The above minimization program can be reformulated as a linear least squares problem:

\min_{\vx} \|\mA \vx - \vb\|_2^2 = \sum_{i=1}^n(\va_{i}^\intercal\vx-b_i)^2,

where

\mA = \begin{bmatrix}z_1 & 1\\ z_2 & 1\\ \vdots&\vdots\\z_n & 1\end{bmatrix}, \ \vb = \begin{bmatrix}y_1\\y_2\\\vdots \\y_n\end{bmatrix}, \text{ and } \vx = \begin{bmatrix}s\\c\end{bmatrix}.

Let

\begin{equation}\label{least_squares_problem} \func{f}(\vx):=\frac{1}{2}\|\mA\vx-\vb\|_2^2 = \frac{1}{2}\sum_{i=1}^n(\va_{i}^\intercal\vx-b_i)^2. \end{equation}

The gradient and hessian of \func{f}(\vx) are:

\nabla\func{f}(\vx) = \mA^\intercal(\mA\vx-\vb), \text{ and } \nabla^2\func{f}(\vx) = \mA^\intercal\mA,

respectively. The Hessian is positive semidefinite for every \vx (and is positive definite if \mA has full row rank). This implies that the function \func{f}(\vx) is convex. Additionally, \vx = \vx^{*} is a critical point if

\begin{equation}\label{least_square_normal_eqn} \mA^\intercal(\mA\vx^*-b) = \vzero. \end{equation}

Since \func{f}(\vx) is convex, \vx^{*} is a global minimizer. Equation \eqref{least_square_normal_eqn} is called the normal equations of the least squares problem \eqref{least_squares_problem}. Solving the normal equations, we get the following line of best fit.

Linear systems

Consider the problem of solving a linear system of equations. For \mA \in \R^{m\times n} and \vb\in\R^{m}, the linear system of equations \mA\vx = \vb is:

  1. overdetermined if m>n,
  2. underdetermined if m< n, or
  3. square if m = n.

A linear system can have exactly one solution, many solutions, or no solutions:

In general, a linear system \mA\vx=\vb has a solution if \vb \in \text{range} (\mA).
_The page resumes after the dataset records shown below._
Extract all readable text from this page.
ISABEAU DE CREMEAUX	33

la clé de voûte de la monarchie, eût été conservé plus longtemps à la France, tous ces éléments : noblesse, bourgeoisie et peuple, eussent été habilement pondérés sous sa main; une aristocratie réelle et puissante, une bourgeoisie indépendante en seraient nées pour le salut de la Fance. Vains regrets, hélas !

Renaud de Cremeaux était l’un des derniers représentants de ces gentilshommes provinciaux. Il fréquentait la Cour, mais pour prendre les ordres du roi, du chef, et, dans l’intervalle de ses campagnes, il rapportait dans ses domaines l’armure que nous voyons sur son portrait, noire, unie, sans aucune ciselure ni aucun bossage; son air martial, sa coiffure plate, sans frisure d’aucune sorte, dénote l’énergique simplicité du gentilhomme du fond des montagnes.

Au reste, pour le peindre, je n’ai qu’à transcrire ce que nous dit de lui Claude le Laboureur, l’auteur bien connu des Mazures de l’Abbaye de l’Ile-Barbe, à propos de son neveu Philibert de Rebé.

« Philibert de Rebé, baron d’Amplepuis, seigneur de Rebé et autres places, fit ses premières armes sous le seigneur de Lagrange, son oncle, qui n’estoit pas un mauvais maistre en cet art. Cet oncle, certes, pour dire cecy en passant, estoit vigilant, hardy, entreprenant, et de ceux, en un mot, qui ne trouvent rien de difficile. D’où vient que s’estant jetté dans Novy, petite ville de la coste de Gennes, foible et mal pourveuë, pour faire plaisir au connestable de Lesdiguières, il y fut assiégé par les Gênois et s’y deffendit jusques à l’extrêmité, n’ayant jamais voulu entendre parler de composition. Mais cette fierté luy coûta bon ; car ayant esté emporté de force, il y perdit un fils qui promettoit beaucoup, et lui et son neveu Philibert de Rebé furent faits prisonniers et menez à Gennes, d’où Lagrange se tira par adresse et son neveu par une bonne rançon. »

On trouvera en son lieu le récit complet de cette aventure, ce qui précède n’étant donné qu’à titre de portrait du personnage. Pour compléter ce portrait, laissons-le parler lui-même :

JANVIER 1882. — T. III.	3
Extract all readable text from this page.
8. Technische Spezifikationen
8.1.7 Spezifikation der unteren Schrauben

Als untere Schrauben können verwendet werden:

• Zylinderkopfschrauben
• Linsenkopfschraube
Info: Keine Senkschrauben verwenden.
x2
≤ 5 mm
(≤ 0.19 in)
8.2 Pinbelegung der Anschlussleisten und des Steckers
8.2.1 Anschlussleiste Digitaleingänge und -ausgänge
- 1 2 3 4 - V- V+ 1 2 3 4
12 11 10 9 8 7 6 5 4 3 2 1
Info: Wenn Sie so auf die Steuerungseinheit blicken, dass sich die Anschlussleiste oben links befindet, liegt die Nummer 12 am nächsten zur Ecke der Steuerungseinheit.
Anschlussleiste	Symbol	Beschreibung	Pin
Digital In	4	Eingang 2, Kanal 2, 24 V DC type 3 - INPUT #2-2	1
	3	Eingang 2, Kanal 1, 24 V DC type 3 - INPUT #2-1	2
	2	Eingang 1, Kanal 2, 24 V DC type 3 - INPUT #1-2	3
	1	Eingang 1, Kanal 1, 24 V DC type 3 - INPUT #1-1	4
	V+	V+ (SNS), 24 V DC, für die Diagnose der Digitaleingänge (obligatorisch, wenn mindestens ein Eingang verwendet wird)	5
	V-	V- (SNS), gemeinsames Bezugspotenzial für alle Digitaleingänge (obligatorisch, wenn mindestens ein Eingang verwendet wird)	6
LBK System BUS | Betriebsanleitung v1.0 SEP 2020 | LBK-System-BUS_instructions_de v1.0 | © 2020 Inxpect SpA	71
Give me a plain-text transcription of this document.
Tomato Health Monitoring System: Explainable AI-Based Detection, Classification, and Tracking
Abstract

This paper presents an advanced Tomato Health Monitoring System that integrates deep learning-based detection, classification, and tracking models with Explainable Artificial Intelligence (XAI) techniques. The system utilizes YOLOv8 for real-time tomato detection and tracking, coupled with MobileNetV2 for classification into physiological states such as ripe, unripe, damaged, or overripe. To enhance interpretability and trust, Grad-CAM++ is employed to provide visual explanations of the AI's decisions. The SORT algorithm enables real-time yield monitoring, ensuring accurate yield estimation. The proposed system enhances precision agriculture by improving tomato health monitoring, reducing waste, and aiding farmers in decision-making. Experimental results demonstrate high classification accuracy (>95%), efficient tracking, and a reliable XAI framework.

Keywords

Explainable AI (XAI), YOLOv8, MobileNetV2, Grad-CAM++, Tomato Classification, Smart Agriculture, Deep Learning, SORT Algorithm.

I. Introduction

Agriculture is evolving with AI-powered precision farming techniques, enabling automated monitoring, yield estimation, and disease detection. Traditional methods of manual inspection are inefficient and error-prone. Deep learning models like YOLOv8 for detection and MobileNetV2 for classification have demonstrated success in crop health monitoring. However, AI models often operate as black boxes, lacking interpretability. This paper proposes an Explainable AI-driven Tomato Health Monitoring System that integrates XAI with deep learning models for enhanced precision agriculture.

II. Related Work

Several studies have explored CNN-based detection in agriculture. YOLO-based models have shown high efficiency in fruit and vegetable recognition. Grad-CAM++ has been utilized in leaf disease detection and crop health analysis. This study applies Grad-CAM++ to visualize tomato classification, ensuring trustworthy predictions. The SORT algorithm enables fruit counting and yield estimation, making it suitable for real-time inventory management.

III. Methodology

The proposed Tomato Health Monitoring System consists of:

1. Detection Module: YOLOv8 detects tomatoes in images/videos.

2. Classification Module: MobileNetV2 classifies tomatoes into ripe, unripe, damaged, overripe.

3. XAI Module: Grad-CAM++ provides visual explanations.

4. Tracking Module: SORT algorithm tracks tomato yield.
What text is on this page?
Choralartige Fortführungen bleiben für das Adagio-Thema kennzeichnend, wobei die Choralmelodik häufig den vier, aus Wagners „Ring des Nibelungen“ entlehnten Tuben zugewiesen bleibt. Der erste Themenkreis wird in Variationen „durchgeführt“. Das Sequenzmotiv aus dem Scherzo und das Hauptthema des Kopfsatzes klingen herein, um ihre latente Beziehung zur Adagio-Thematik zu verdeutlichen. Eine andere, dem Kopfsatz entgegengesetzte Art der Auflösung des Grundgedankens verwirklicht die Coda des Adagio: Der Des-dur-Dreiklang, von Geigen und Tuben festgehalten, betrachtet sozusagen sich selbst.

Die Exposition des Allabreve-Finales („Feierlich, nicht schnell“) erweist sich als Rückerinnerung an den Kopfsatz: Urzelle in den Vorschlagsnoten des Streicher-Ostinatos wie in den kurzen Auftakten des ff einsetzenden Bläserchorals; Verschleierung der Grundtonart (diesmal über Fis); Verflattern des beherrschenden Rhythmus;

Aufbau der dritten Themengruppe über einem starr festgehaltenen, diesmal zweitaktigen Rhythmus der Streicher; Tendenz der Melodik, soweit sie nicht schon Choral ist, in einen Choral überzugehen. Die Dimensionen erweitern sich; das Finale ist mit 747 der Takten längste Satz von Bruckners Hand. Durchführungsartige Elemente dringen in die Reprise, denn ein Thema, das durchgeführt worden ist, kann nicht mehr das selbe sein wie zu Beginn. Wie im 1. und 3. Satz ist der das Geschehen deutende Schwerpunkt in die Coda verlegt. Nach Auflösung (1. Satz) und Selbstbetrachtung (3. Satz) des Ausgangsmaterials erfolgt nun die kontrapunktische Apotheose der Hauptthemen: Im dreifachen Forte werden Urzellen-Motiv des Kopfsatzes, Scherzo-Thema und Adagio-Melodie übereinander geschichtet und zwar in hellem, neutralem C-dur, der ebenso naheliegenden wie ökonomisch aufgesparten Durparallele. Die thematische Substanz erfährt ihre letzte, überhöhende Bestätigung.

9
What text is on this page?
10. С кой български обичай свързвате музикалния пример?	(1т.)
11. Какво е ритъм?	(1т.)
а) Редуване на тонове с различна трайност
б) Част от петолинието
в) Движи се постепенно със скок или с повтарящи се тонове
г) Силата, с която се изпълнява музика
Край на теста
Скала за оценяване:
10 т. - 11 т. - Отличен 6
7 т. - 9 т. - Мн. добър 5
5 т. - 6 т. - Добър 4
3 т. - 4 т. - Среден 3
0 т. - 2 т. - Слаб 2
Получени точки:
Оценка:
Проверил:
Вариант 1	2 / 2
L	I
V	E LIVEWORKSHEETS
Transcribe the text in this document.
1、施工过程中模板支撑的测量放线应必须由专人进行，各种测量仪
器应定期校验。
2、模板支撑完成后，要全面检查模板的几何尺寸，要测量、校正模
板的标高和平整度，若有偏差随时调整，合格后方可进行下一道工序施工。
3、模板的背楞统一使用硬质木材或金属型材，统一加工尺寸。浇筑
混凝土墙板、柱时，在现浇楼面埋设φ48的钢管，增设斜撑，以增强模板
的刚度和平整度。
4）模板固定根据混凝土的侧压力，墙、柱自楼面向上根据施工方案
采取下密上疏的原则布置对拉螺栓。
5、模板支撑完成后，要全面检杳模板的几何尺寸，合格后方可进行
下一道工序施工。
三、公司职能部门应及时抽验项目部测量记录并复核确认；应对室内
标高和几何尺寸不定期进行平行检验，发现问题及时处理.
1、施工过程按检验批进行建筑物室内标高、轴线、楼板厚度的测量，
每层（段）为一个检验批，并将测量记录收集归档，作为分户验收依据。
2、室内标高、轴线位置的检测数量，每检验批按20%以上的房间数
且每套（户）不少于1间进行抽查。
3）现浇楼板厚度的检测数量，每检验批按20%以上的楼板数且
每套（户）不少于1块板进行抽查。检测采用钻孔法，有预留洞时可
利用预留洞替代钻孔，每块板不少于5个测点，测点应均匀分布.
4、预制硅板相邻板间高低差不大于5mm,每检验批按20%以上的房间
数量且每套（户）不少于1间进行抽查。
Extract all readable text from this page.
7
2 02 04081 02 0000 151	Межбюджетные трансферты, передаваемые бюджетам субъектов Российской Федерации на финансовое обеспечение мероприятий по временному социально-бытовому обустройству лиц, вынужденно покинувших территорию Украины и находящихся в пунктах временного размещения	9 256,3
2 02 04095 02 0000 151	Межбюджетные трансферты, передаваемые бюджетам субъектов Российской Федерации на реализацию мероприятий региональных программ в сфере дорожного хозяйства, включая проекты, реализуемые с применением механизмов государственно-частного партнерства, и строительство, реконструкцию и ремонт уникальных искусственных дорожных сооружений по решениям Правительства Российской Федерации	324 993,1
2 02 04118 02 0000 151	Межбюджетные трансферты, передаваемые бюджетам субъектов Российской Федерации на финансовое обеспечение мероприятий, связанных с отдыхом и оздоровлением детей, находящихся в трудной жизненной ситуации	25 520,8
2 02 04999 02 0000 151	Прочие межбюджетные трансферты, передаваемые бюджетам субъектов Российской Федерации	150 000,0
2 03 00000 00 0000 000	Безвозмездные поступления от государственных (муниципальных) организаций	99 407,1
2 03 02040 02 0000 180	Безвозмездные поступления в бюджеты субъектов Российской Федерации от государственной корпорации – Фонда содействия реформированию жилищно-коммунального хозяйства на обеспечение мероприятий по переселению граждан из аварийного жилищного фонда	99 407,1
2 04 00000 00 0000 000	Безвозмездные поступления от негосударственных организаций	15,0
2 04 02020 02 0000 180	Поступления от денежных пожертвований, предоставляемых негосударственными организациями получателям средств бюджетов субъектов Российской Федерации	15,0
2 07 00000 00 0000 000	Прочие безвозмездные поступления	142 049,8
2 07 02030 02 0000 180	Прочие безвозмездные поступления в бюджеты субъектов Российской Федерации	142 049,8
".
Properties of linear least squares

Recall that the minimizer \vx^* to the linear least squares poblem satisfies the normal equations:

\mA^\intercal \mA \vx^* = \mA^\intercal\vb

with the residual

\vr^* = \mA\vx^* -\vb,

satisfying \mA^\intercal\vr^* = \vzero. Here, \mA \in \R^{m\times n}. The minimzer of the linear least squares problem is unique if \mA^\intercal\mA is invertible. However, the vector in the range of \mA closest to \vb is unique, i.e. \vb^* = \mA\vx* is unique. Recall that range space of \mA and the null space of \mA^\intercal is:

\text{range}(\mA) = \set{R}(\mA) = \{\vy : \vy = \mA \vx \text{ for some } \vx \}\\ \text{null}(\mA^\intercal)= \set{N}(\mA^\intercal) = \{\vz: \mA^\intercal\vz = \vzero\}

By fundamental theorem of linear algebra, we have $$ \begin{equation}\label{least_squares_FTLA} \set{R}(\mA) \oplus \set{N}(\mA^\intercal) = \R^m. \end{equation} $$ Thus, for all \vx \in \R^m, we have

\vx = \vu + \vv, \quad \vu \in \set{R}(\mA), \quad \vv\in\set{N}(\mA^\intercal)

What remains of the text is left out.